Recuerdo que hubo un tiempo en el que escribía en un blog cada vez que necesitaba hablar con esa amiga que hacía tanto que me faltaba.
Hace ya año y medio que te pasé la dirección en la que pudiste leer todo aquello que deseaba haber compartido contigo en persona y, pese a ello, no obtuve respuesta alguna por tu parte, aun sabiendo que habías leído mis escritos, o al menos te habías paseado por ellos. Supongo que entonces me di cuenta de lo vacías que son algunas promesas, o lo ilusos que somos al hacerlas. No he vuelto a ponerme en contacto contigo desde entonces, al menos no para intentar recuperar una amistad más que muerta (sé que te escribí para ver si querías recuperar el dinero que invertiste en cierta colección de la que quise deshacerme, aunque tampoco contestaste).
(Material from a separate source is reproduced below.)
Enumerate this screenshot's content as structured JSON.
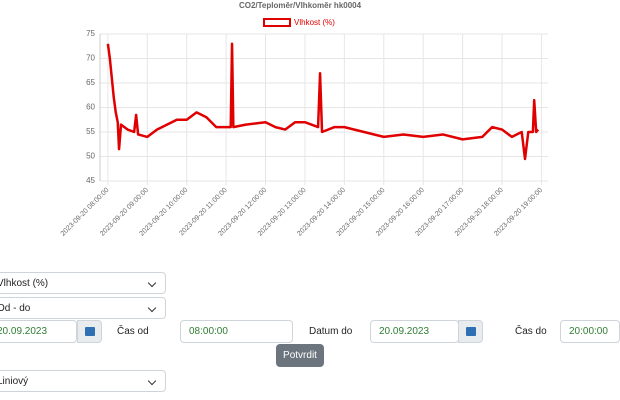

Tras ello ha pasado más de un año, todo 2012, sin que me haya inmiscuido en tu vida, aunque por desgracia siga preguntándome alguna vez que ha sido de ella.
Sólo deseo expresar mi deseo de que todo te esté marchando bien en estos tiempos tan malos, pues sabiendo la situación que existía en tu casa no negaré cierta preocupación por vosotros; así como dejar plasmado una vez más mi pesar por lo mucho que ha cambiado tu opinión sobre mí (pues imagino que será ese el motivo de que no haya sabido nada de ti desde hace tantos años).
Al menos espero que recuerdes que con algo de cariño el tiempo que compartimos, pues pese a todo lo malo, yo lo sigo recordando más por los buenos momentos que por los malos.